5 Time-Saving Content Creation Tips For Busy Entrepreneurs

Tell me, is it a trend? A new look you’re trying out? I’m talking about all the hats you’re wearing as a business owner. Not that they don’t look chic on you, but when you’re a solo entrepreneur, wearing all the hats and doing all the things, time is tight. Very tight!

Being busy is no bad thing: it suggests the business is going well, but it also means you have very little time to focus on your marketing, especially your social media marketing. I’m amazed by every single one of you business owners, and I want to give you the help you deserve by sharing some of my surefire content creation ideas. These tried and tested methods will have you saving time and maintaining productivity.

Create Content Themes

Content themes are topics or categories related to your business: your brand identity, values and business story, which ensure you stay on message in your social media (and all other) comms. Typically you have between 4-6 overall themes, and you can develop sub-topics beneath each one. Let me give you an example: imagine you’re a business coach; you may have the following themes for your business – 

  • Entrepreneurship
  • Productivity
  • Career development
  • Business growth

…but that’s just the start.

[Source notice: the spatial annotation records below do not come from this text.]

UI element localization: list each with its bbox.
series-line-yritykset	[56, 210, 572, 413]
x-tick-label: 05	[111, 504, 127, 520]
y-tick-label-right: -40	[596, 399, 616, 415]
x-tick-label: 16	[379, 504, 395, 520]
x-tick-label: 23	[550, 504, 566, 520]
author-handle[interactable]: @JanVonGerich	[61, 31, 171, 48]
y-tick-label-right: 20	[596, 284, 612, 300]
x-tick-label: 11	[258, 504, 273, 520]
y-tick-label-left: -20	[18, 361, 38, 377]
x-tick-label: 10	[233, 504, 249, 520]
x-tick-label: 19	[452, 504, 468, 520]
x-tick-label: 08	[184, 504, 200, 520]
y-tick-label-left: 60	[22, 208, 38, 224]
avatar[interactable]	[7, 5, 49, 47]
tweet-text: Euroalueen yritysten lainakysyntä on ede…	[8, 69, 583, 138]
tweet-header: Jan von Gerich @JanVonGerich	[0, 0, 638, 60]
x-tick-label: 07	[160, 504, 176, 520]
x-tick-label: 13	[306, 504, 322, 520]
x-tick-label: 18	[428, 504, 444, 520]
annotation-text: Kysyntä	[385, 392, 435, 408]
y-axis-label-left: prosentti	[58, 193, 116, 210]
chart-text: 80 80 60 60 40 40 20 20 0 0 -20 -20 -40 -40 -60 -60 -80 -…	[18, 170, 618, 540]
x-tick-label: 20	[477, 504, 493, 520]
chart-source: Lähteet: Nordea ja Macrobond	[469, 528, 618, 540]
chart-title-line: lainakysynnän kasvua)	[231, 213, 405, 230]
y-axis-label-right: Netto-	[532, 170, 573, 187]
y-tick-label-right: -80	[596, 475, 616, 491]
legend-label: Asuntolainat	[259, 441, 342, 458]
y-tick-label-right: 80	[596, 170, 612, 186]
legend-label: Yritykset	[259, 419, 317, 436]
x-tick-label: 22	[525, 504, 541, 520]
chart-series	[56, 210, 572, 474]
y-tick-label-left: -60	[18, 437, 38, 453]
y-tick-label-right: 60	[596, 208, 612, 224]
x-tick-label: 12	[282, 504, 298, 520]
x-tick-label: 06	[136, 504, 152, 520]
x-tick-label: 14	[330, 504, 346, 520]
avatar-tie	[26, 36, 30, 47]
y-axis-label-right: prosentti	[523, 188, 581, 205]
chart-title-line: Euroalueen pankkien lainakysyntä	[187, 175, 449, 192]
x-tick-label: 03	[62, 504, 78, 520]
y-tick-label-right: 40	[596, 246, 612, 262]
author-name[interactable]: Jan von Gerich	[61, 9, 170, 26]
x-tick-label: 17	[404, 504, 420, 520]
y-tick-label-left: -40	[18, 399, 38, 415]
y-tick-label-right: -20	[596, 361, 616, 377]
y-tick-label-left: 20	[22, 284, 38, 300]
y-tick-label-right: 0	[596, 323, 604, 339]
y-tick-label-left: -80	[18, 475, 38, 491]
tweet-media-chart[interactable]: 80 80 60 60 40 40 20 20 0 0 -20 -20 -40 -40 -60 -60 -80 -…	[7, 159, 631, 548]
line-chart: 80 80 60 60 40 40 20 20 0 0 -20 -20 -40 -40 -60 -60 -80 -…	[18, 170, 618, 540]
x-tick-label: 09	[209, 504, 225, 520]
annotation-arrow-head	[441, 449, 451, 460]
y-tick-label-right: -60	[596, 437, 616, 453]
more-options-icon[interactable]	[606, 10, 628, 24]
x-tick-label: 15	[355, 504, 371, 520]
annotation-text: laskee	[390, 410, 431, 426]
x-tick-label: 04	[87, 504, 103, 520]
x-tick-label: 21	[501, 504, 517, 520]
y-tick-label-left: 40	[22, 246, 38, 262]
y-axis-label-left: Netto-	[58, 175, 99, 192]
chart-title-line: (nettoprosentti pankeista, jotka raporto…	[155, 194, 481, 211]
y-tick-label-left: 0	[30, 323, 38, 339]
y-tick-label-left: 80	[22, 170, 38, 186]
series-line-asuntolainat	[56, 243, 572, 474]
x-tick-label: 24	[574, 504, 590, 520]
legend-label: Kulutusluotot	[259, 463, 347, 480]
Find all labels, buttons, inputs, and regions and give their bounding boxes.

Create sub-topics from each, and you’ll soon have a map of content themes that help with that dreaded blank page, i.e. 

  • Entrepreneurship
    • Portfolio careers
  • Productivity
    • Time management
  • Career development
    • Networking
  • Business growth
    • Growth mindset

Get the drift? A good old brainstorming session is the best place to start. Start by creating post-it notes, cue cards or even a text doc of those top-level themes, then break them down further.

Create a Content Bank

A content bank is a safe place where you keep all the random content ideas that pop into your head throughout the day. Content gold can strike anywhere – in the shower, on the commute, or inspired by talking to others. What’s important is being able to capture it quickly with an easy way of referring back when the time comes to plan social media content. For me, this means keeping a Google doc up-to-date, but you can use whatever system works for you – the notes section on your phone, Evernote, Trello or simply a well-thumbed notepad.

Create Templates

Use templates wherever possible. This means you don’t have to create content from scratch. You can get these from online graphic designing tools, such as Canva (where you can create a brand kit to make things quicker), a graphic designer or a subscription company such as yourtemplateclub.com.

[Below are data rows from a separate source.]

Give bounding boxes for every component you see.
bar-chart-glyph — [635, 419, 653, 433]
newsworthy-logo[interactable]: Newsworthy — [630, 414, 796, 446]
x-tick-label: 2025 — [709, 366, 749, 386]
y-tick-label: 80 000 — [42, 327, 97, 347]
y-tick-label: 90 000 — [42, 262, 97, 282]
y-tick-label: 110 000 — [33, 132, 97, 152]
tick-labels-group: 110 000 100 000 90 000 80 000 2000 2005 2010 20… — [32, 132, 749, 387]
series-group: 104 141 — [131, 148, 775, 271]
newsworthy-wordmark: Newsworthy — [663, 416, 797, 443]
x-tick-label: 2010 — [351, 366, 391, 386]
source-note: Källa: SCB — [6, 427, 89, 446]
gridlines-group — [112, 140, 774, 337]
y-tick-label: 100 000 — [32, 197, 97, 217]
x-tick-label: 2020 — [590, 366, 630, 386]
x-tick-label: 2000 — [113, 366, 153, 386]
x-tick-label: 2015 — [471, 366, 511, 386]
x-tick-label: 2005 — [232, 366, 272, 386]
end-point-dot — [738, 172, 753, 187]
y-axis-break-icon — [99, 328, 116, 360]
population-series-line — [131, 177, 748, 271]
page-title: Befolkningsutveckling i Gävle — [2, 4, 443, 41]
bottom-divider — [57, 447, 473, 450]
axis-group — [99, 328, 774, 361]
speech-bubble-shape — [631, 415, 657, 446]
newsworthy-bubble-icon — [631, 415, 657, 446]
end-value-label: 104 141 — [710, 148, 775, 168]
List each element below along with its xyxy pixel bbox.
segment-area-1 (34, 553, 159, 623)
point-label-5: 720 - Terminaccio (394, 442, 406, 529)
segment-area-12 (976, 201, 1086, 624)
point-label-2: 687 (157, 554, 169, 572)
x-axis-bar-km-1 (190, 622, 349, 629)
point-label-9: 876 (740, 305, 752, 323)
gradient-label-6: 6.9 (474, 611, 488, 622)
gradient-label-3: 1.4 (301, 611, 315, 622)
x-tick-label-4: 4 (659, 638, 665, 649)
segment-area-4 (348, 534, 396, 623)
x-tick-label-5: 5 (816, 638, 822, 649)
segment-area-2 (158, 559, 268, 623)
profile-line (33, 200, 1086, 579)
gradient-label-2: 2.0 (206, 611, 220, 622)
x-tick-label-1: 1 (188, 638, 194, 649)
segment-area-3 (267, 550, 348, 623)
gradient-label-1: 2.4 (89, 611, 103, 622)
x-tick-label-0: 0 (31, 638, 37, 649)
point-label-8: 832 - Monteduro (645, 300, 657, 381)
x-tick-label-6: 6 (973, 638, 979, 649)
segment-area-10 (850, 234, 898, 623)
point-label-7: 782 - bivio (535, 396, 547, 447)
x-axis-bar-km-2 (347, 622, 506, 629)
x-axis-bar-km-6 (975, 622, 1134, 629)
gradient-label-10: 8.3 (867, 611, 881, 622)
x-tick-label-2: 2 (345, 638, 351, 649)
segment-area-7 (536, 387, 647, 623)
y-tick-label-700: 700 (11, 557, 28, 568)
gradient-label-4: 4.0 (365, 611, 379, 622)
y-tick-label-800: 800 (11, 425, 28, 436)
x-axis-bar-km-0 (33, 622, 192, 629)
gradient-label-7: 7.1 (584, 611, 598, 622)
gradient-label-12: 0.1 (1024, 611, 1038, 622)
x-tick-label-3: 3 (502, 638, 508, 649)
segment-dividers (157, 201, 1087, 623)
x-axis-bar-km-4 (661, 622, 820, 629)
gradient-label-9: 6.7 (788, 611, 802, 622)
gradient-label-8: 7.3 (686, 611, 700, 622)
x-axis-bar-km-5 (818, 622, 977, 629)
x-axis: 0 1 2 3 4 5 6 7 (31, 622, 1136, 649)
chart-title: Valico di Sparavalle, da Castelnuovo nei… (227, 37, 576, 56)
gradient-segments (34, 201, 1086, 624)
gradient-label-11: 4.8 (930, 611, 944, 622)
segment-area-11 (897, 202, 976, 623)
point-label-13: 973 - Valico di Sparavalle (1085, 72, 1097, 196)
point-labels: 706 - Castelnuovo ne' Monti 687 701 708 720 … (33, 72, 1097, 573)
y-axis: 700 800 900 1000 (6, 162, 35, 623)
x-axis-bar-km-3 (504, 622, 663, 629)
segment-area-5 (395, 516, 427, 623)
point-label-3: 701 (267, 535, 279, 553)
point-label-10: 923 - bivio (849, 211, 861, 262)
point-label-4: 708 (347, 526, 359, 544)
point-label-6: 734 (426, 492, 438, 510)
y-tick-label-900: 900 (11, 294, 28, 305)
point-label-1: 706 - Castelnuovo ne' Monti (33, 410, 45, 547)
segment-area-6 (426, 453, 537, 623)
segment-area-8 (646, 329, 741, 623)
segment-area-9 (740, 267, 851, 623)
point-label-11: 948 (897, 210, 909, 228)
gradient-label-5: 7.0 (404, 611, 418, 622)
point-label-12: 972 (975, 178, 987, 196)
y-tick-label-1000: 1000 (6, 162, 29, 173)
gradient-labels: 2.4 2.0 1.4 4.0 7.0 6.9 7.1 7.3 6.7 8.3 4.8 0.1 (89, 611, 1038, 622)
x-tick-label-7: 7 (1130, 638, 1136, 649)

I would suggest having a variety of templates ready for carousel posts, static posts, quotes, video covers and stories. That way, you can simply add your content and images quickly, with no time-consuming design necessary.

Reuse Your Existing Content

I have a friend whose mum, in a very frugal 1980s way, used to serve her family YMCA for dinner – Yesterday’s Muck Cooked Again. It was her way of stretching out a bit of meat or a casserole into 2 or 3 more dinners. Why am I telling you this? Well, as much as it’s a reminder of how far we’ve come in culinary terms (thank god for Masterchef), it’s a good lesson for us content creators. 

Far from me saying your existing content is muck (it’s not, it’s manna from heaven), the same repurposing can be done with that long piece of content you spent ages agonising over. Turn that long-form piece into little social portions, and you’ll really be maximising its potential. Here are some examples: 

  • Turn that webinar into a blog post.
  • Make that blog post into a reel.
  • Transform your IGTV video into a TikTok short.
  • Repurpose your TikTok into a newsfeed post.
  • Repost that top-performing newsfeed post from last year into a new one.

See what I’m doing here? Don’t scrabble to find new content all the time – pick content at the top of your content pyramid (long-form content) and slice and dice. Content à la mode, cooked two ways.

Content Batching

You may be forgiven for thinking I’m sticking to the culinary theme here, but I’m not. When I talk about ‘batching’, I’m not talking about family meal planning here; I’m talking about content creation. Content batching is a productivity technique where you create all of your captions or visual content during a set period of time. For example, instead of spending an hour planning, creating, and publishing one Instagram post, you’ll spend that hour writing or “batching” an entire week of posts in one go.

I time-block every Monday afternoon for content creation, which helps me get ahead of the game.